The Meaning Behind the Civil Rights Act’s Signing Date
President Johnson signed the bill into law on July 2, 1964
For President Johnson to sign the Civil Rights Act into law on July 2, 1964, was a no-brainer: the date was a Thursday, just as it is this year, and the symbolism of marking the hard-fought victory just before Independence Day would be a shame to waste.
But, as TIME noted in its original 1964 coverage of the landmark legislation, the Fourth of July wasn’t the only significant date in play.

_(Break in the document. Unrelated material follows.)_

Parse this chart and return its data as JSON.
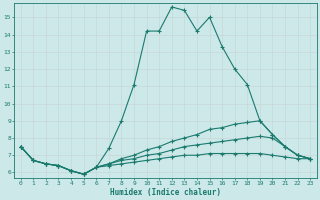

The date on which the Senate passed the bill was June 19, 1964—precisely one year after “President John Kennedy sent to Congress a civil rights bill, [and] urged its speedy passage ‘not merely for reasons of economic efficiency, world diplomacy or domestic tranquility, but above all because it is right.’” Though Kennedy had been assassinated the previous fall, the law he had advocated for had actually grown in strength and scope.
After the House also passed the bill and it went on to the President, the season of its signing—and not just the calendar date—would also prove significant.
The bill included many obviously important provisions affecting matters of great weight, like voting rights and equal employment. But, as TIME pointed out, it would take months to see the voting rules take effect, and the labor matters included a period during which businesses could adjust. On the other hand, one of the parts of the law—a part that may seem today to be far less important—was, as TIME put it, “effective immediately, and likely to cause the fastest fireworks.”